Le désastre inondation qui a frappé la région de Valencia mardi 29 octobre 2024 a choqué tout le monde, en raison du nombre très élevé de morts (au moment où nous écrivons, on en compte plus de 200, mais ce chiffre pourrait évoluer) et des dommages catastrophiques qu’il a laissés derrière lui. Les images de routes et autoroutes submergées par un flux d’eau et de boue sont glaçantes, tout comme celles des montagnes d’autos et de camions, témoignant de l’horreur vécue par ceux qui étaient à bord à ces moments dramatiques. Alors qu’une course contre la montre est en cours pour sauver d’éventuels survivants restés piégés et que le décompte des morts continue d’augmenter d’heure en heure, les réseaux sociaux sont envahis par des messages complotistes insupportables sur l’origine de cette catastrophe naturelle, l’une des pires jamais enregistrées en Espagne.
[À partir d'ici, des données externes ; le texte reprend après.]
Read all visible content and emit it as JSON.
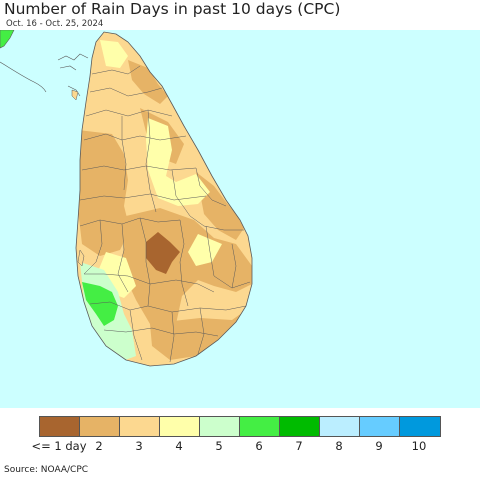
{
  "header": {
    "title": "Number of Rain Days in past 10 days (CPC)",
    "subtitle": "Oct. 16 - Oct. 25, 2024"
  },
  "map": {
    "ocean_color": "#ccffff",
    "boundary_color": "#5a5a5a",
    "country": "Sri Lanka"
  },
  "legend": {
    "items": [
      {
        "label": "<= 1 day",
        "color": "#a8652f"
      },
      {
        "label": "2",
        "color": "#e6b366"
      },
      {
        "label": "3",
        "color": "#fcd890"
      },
      {
        "label": "4",
        "color": "#ffffaa"
      },
      {
        "label": "5",
        "color": "#ccffcc"
      },
      {
        "label": "6",
        "color": "#44ee44"
      },
      {
        "label": "7",
        "color": "#00bb00"
      },
      {
        "label": "8",
        "color": "#bbeeff"
      },
      {
        "label": "9",
        "color": "#66ccff"
      },
      {
        "label": "10",
        "color": "#0099dd"
      }
    ]
  },
  "footer": {
    "source": "Source: NOAA/CPC"
  }
}
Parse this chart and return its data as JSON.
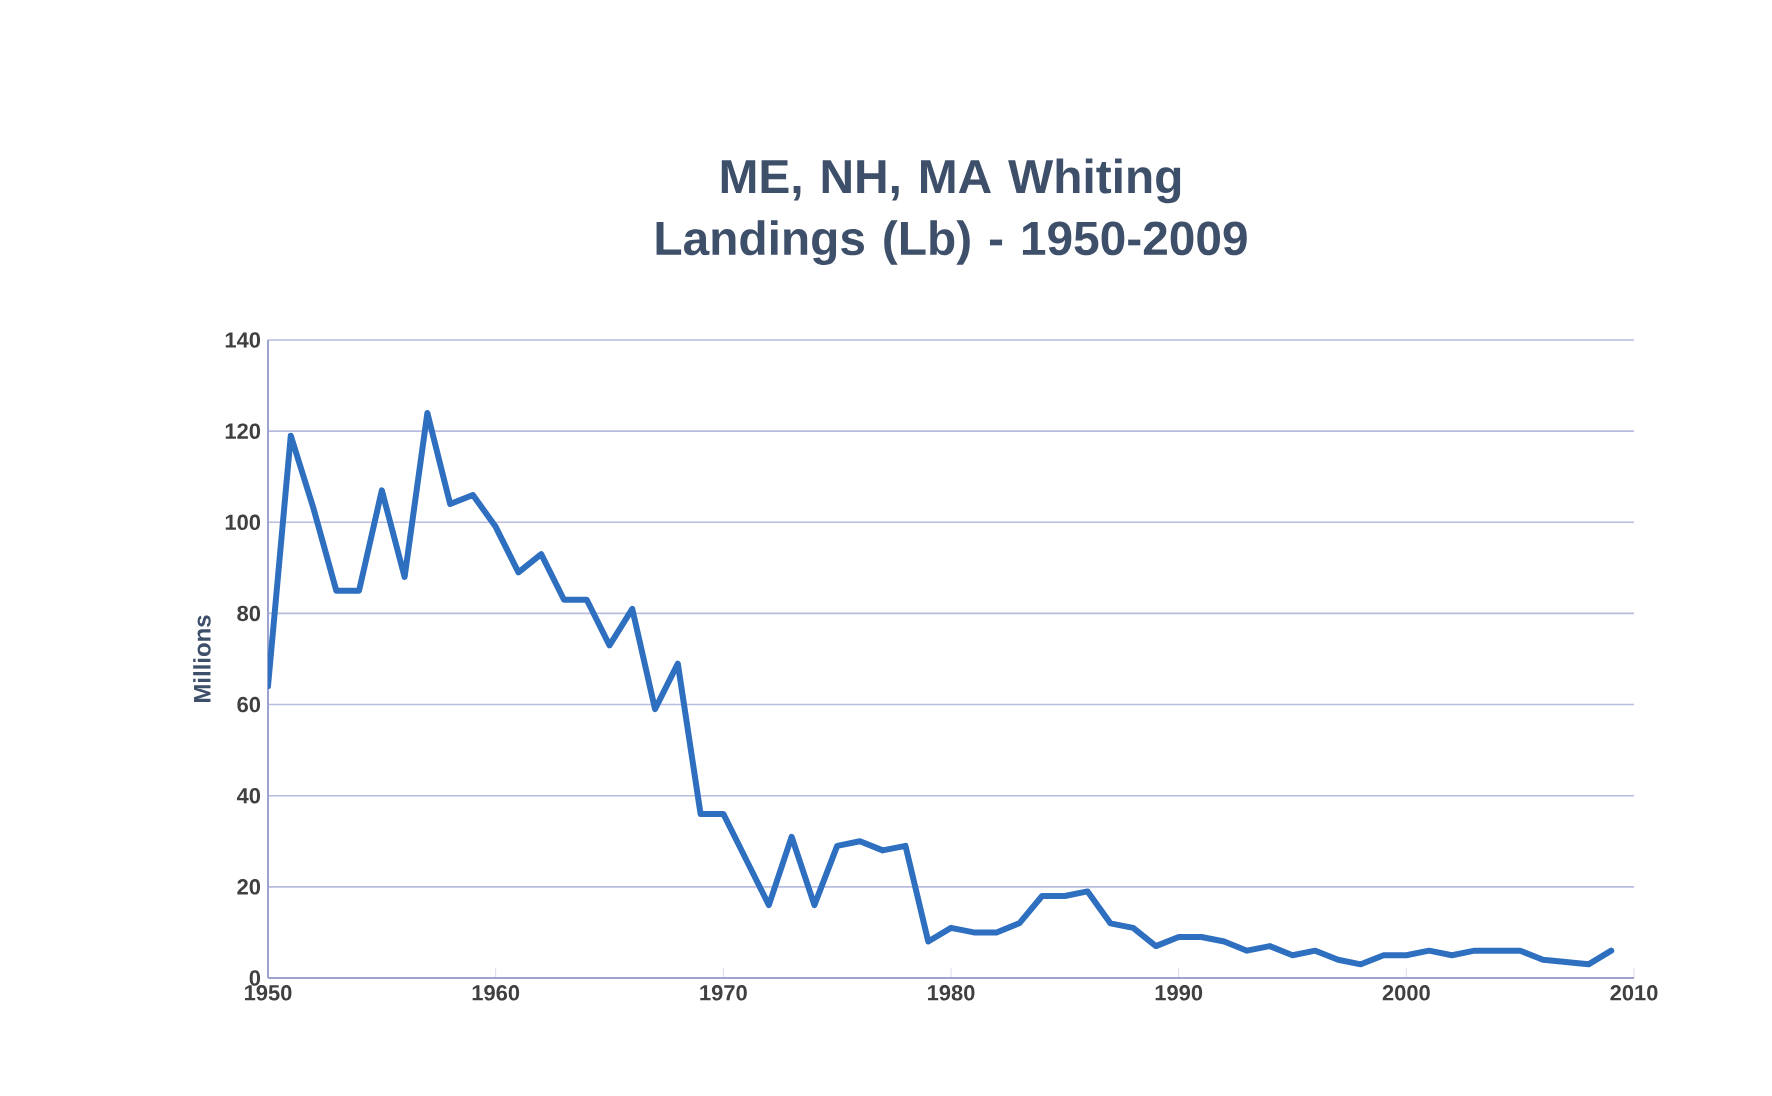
{
  "chart_data": {
    "type": "line",
    "title": "ME, NH, MA Whiting Landings (Lb) - 1950-2009",
    "ylabel": "Millions",
    "x": [
      1950,
      1951,
      1952,
      1953,
      1954,
      1955,
      1956,
      1957,
      1958,
      1959,
      1960,
      1961,
      1962,
      1963,
      1964,
      1965,
      1966,
      1967,
      1968,
      1969,
      1970,
      1971,
      1972,
      1973,
      1974,
      1975,
      1976,
      1977,
      1978,
      1979,
      1980,
      1981,
      1982,
      1983,
      1984,
      1985,
      1986,
      1987,
      1988,
      1989,
      1990,
      1991,
      1992,
      1993,
      1994,
      1995,
      1996,
      1997,
      1998,
      1999,
      2000,
      2001,
      2002,
      2003,
      2004,
      2005,
      2006,
      2007,
      2008,
      2009
    ],
    "series": [
      {
        "color": "#2e6fc0",
        "values": [
          64,
          119,
          103,
          85,
          85,
          107,
          88,
          124,
          104,
          106,
          99,
          89,
          93,
          83,
          83,
          73,
          81,
          59,
          69,
          36,
          36,
          26,
          16,
          31,
          16,
          29,
          30,
          28,
          29,
          8,
          11,
          10,
          10,
          12,
          18,
          18,
          19,
          12,
          11,
          7,
          9,
          9,
          8,
          6,
          7,
          5,
          6,
          4,
          3,
          5,
          5,
          6,
          5,
          6,
          6,
          6,
          4,
          3.5,
          3,
          6
        ]
      }
    ],
    "xlim": [
      1950,
      2010
    ],
    "xticks": [
      1950,
      1960,
      1970,
      1980,
      1990,
      2000,
      2010
    ],
    "ylim": [
      0,
      140
    ],
    "yticks": [
      0,
      20,
      40,
      60,
      80,
      100,
      120,
      140
    ],
    "grid": "y",
    "marker": "none",
    "line_style": "solid"
  }
}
Non seulement des anonymes, mais aussi quelques personnalités publiques ont exprimé des opinions surprenantes face à une horreur de cette ampleur. Entre références aux immancables traînées chimiques et à des interventions absurdes liées à l’ingénierie climatique – sans aucune base scientifique – les “pouvoirs en place” sont accusés des souffrances infligées à la population de la Communauté valencienne, au nom d’un négationnisme climatique aveugle, comparable aux théories antivaccin. Il n’est donc pas surprenant que de nombreux commentaires complotistes sur la tragédie dans le Levante espagnol proviennent du même milieu Novax et terraplaniste.
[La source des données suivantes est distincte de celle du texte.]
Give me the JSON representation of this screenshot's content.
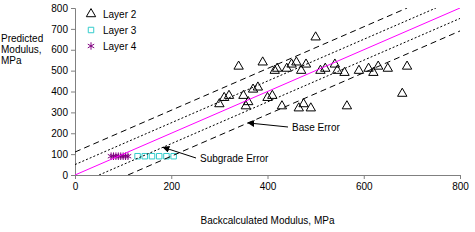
{
  "chart_data": {
    "type": "scatter",
    "xlabel": "Backcalculated Modulus, MPa",
    "ylabel": "Predicted Modulus, MPa",
    "xlim": [
      0,
      800
    ],
    "ylim": [
      0,
      800
    ],
    "xticks": [
      0,
      200,
      400,
      600,
      800
    ],
    "yticks": [
      0,
      100,
      200,
      300,
      400,
      500,
      600,
      700,
      800
    ],
    "grid": false,
    "legend": "upper left",
    "series": [
      {
        "name": "Layer 2",
        "type": "scatter",
        "marker": "triangle",
        "color": "#000000",
        "x": [
          300,
          310,
          320,
          340,
          350,
          355,
          360,
          370,
          380,
          390,
          400,
          410,
          415,
          420,
          430,
          440,
          450,
          460,
          465,
          470,
          475,
          480,
          490,
          500,
          510,
          520,
          540,
          545,
          560,
          565,
          590,
          610,
          620,
          630,
          650,
          680,
          690
        ],
        "values": [
          340,
          370,
          380,
          520,
          380,
          330,
          350,
          410,
          420,
          540,
          370,
          380,
          500,
          510,
          330,
          510,
          530,
          540,
          320,
          500,
          340,
          530,
          320,
          660,
          500,
          510,
          530,
          500,
          490,
          330,
          500,
          510,
          490,
          520,
          510,
          390,
          520
        ]
      },
      {
        "name": "Layer 3",
        "type": "scatter",
        "marker": "square",
        "color": "#33cccc",
        "x": [
          130,
          145,
          160,
          175,
          190,
          205
        ],
        "values": [
          90,
          90,
          90,
          90,
          90,
          90
        ]
      },
      {
        "name": "Layer 4",
        "type": "scatter",
        "marker": "asterisk",
        "color": "#800080",
        "x": [
          75,
          80,
          85,
          90,
          95,
          100,
          105,
          110
        ],
        "values": [
          90,
          90,
          90,
          90,
          90,
          90,
          90,
          90
        ]
      },
      {
        "type": "line",
        "line_style": "solid",
        "color": "#ff00ff",
        "x": [
          0,
          800
        ],
        "values": [
          0,
          800
        ]
      },
      {
        "type": "line",
        "line_style": "dashed",
        "color": "#000000",
        "x": [
          0,
          690
        ],
        "values": [
          110,
          800
        ]
      },
      {
        "type": "line",
        "line_style": "dashed",
        "color": "#000000",
        "x": [
          110,
          800
        ],
        "values": [
          0,
          690
        ]
      },
      {
        "type": "line",
        "line_style": "dotted",
        "color": "#000000",
        "x": [
          0,
          750
        ],
        "values": [
          50,
          800
        ]
      },
      {
        "type": "line",
        "line_style": "dotted",
        "color": "#000000",
        "x": [
          50,
          800
        ],
        "values": [
          0,
          750
        ]
      }
    ],
    "annotations": [
      {
        "text": "Base Error"
      },
      {
        "text": "Subgrade Error"
      }
    ]
  }
}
Cependant, les climatologues, les seules personnes dont nous devrions écouter les explications face à de tels événements naturels, ont clarifié de manière limpide la cause de ce désastre. Il s’agit d’un phénomène appelé DANA (acronyme de Dépression Isolée en Niveaux Élevés), connu auparavant en Espagne sous le nom de “Gota fría”, ou “Goutte froide” en français. Ce changement de nom a été nécessaire – du moins dans la Péninsule Ibérique – en raison de l’utilisation inappropriée de l’expression originale, qui était attribuée à tout orage et pluie torrentielle d’une ampleur considérable.
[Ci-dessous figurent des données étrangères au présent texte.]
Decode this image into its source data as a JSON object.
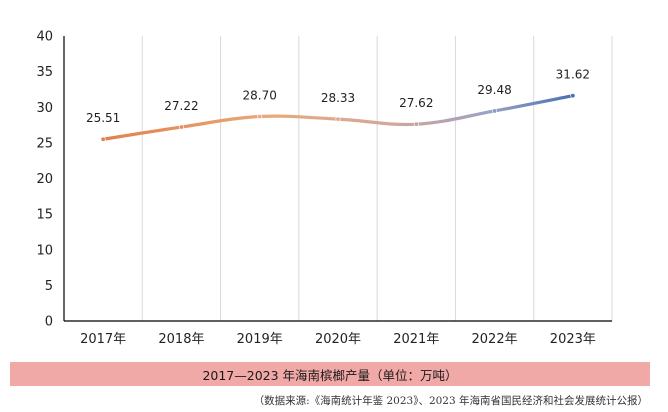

En termes simples, la goutte froide est la formation d’un vortex de basse pression qui se détache d’une zone de basse pression plus large, un phénomène – connu sous le terme anglais de cut off – qui se produit à environ dix kilomètres d’altitude. Ces vortex indépendants peuvent persister pendant des jours sur une même zone, provoquant au sol une quantité impressionnante d’eau s’ils sont particulièrement chargés d’énergie et d’humidité. Il suffit de savoir que pendant l’événement du 29 octobre 2024, certaines zones de l’Espagne ont reçu en quelques heures la quantité de pluie qui tombe habituellement en une année, avec des pics dépassant largement les 400 millimètres. Il n’est donc pas surprenant que de nombreux canaux et rivières aient débordé, entraînant une avalanche d’eau, de boue et de débris qui a tout emporté sur son passage.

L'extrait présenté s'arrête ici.